Angelenos have a reputation as lousy tippers. But while they still aren't coughing up as much as New Yorkers, L.A. restaurant goers appear to be getting more generous.
Based on the 2000 Zagat Los Angeles/Southern California Survey, which hits book shelves this week, 37 percent of 7,040 L.A. survey respondents said they tip 20 percent or more. That's up from 30 percent of those claiming to tip that high in 1996.
A scant 1 percent of respondents said they tipped less than 15 percent. The average tip in Los Angeles is 17.4 percent, according to the survey.
Waiters are more than a little skeptical.
"That's absurd," said Stirling Bradley, a waiter at Atlantic on Beverly Boulevard near Crescent Heights. "I wish that were the case."
Bradley estimates that 20 percent of customers tip below 15 percent, 70 percent between 15 and 19 percent, and only 10 percent tip 20 percent or more. While the economy has opened up a few more wallets, Bradley said low tipping "has been my experience across the board."
The Zagat survey is based on responses from diners though, not waiters. And L.A. diners say they're tipping more even as the average restaurant bill rises.
Eating out in Los Angeles now runs an average of $26.28 per meal, up almost $1.50, or 6 percent, from last year. That's one of the largest increases in cities tracked by Zagat, according to spokesman Allan Ripp.
Higher checks don't mean restaurants are raising their prices, Ripp said; it's a reflection of L.A. diners ordering more, or going to more expensive restaurants. "The fact that spending has been rising means that the strength of the economy continues," Ripp said.
While the cost of dining in L.A. rose significantly, New York remains the most expensive restaurant city, costing about $33 per meal. San Francisco ranks second, at $30.12.
And people in those cities are still better tippers than Angelenos.
More than 40 percent of respondents in New York and San Francisco claim to tip 20 percent or more, especially in formal restaurants, Ripp said.
Higher tips are no surprise to restaurant critic and radio host Merrill Shindler, who co-edited the survey. He cites a new appreciation for the premium, yet laid-back, service in Los Angeles restaurants.
"The style has long been generated by Spago and Michael's, where the service is friendly and chatty and comfortably dressed," he said. "(The servers) are also knowledgeable. They taste the wine, they taste the food. They try to make it an enjoyable, relaxed experience, instead of making you feel like you have to try to impress the waiter by not picking up the wrong fork."

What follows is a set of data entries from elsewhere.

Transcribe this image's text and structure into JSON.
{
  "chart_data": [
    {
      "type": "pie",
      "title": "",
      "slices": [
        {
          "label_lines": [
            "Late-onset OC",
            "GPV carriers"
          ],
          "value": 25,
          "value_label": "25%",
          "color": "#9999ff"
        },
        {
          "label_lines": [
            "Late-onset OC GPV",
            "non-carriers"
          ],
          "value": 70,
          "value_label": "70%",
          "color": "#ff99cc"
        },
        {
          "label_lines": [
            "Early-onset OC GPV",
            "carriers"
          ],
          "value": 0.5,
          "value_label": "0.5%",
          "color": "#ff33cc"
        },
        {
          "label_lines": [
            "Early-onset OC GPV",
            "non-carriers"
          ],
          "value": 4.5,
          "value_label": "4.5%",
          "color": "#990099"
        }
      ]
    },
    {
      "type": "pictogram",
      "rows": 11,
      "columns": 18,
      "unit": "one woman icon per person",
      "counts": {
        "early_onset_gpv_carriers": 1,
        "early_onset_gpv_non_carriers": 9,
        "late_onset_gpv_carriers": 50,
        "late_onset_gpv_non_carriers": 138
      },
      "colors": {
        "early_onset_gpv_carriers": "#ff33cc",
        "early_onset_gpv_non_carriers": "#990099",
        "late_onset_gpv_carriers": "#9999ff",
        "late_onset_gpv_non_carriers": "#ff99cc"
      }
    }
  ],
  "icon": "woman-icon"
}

Even so, the survey shows that Angelenos are more likely to be unhappy with restaurant service than people in the rest of the country. In L.A., 76 percent of survey respondents said service was their No. 1 complaint when dining out, compared to an average of 62 percent nationwide.
With all the variables involved in restaurant service from making reservations to the actual serving and preparation Shindler said service is the easiest place to find a problem. "It's eternally the No. 1 complaint," he added.